Silver and gold mining company

Hochschild Mining plc is a leading British-based silver and gold mining business operating in North, Central, and South America. It is headquartered in Lima, Peru, with a corporate office in London, is listed on the London Stock Exchange and is a constituent of the FTSE 250 Index. The main shareholder is the Peruvian businessman Eduardo Hochschild. The company is focused on the underground mining of narrow veins.

==History==
The company was founded in 1911 by Moritz "Mauricio" Hochschild, one of South America's three tin barons.
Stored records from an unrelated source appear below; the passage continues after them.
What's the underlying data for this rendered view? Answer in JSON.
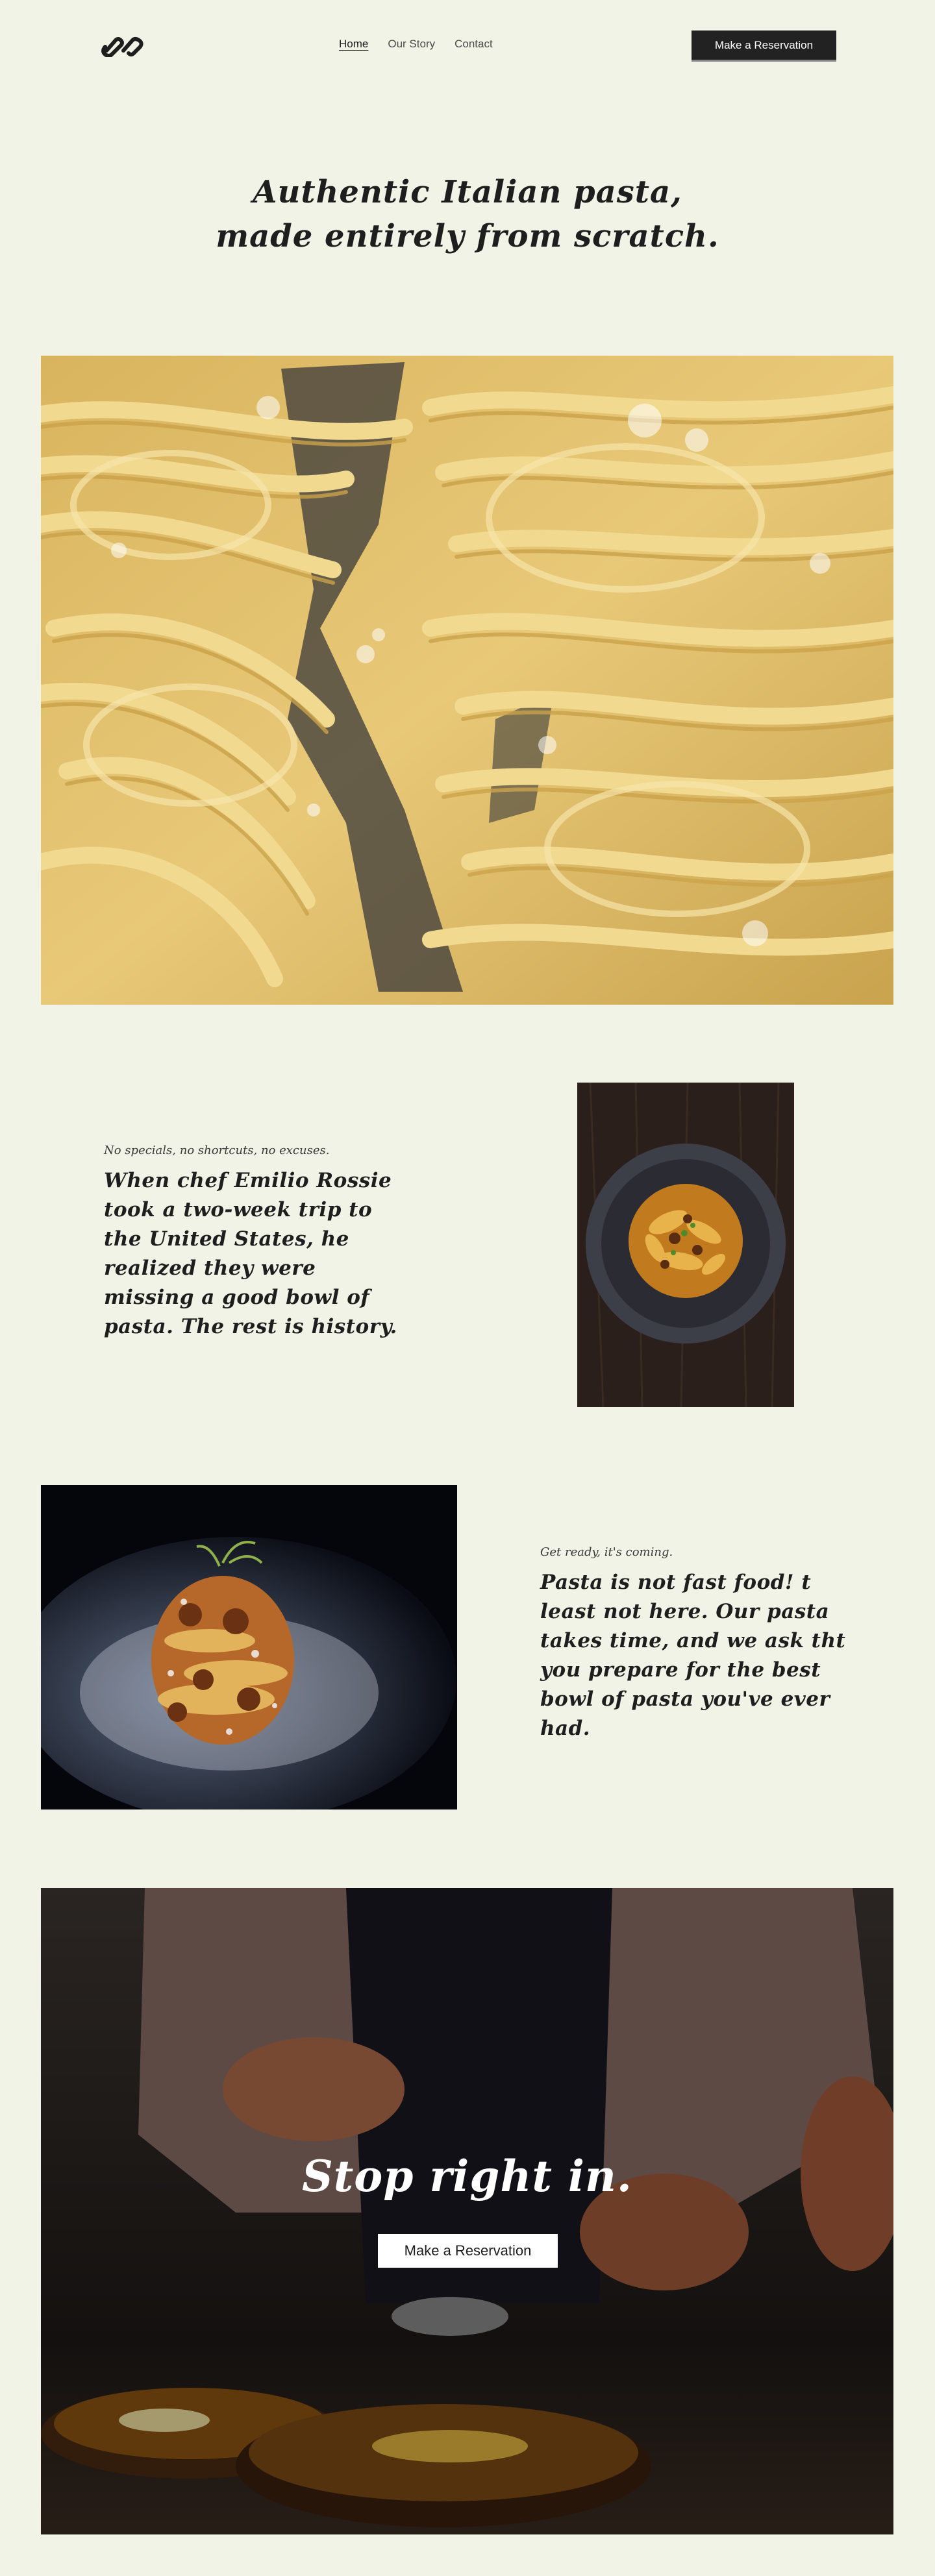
{
  "nav": {
    "links": [
      {
        "label": "Home"
      },
      {
        "label": "Our Story"
      },
      {
        "label": "Contact"
      }
    ],
    "reservation_label": "Make a Reservation"
  },
  "hero": {
    "title_line1": "Authentic Italian pasta,",
    "title_line2": "made entirely from scratch."
  },
  "story1": {
    "eyebrow": "No specials, no shortcuts, no excuses.",
    "body": "When chef Emilio Rossie took a two-week trip to the United States, he realized they were missing a good bowl of pasta. The rest is history."
  },
  "story2": {
    "eyebrow": "Get ready, it's coming.",
    "body": "Pasta is not fast food! t least not here. Our pasta takes time, and we ask tht you prepare for the best bowl of pasta you've ever had."
  },
  "cta": {
    "title": "Stop right in.",
    "button_label": "Make a Reservation"
  },
  "colors": {
    "background": "#f0f3e5",
    "text": "#1e1e1e",
    "button_dark": "#222222"
  }
}
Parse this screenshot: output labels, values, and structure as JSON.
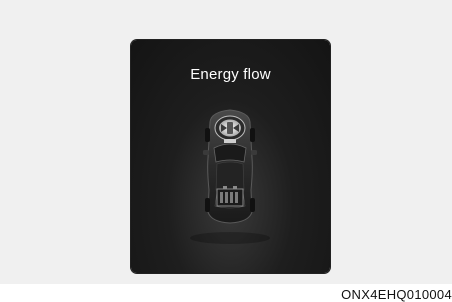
{
  "display": {
    "title": "Energy flow",
    "icons": [
      "car-top-view-icon",
      "engine-icon",
      "battery-icon"
    ]
  },
  "caption": "ONX4EHQ010004"
}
He had mining operations in several countries, primarily in Bolivia and Chile.

The company was first listed on the London Stock Exchange in 2006. It started operations at the San José mine in Argentina in June 2007, at the Moris mine in Mexico in August 2007, and at the Pallancata mine in southern Peru in September 2007.

In 2012 local people in Chumbivilcas complained about the Ares mine and the government of Peru decided to suspend operations in Ares on a temporary basis so it could carry out an environmental audit.

==Operations==
The company has mines in the following locations:
- Peru – Pallancata and Inmaculada mines
- Argentina – San José mine

Hochschild Mining owns 55.9% of Aclara Resources which seeks to mine rare-earth elements in Penco, Chile and in Brazil. Aclara Resources is as of 2026 building a rare-earth separator plant in Louisiana in the United States to be supplied with the output from its future mines in Brazil and Chile.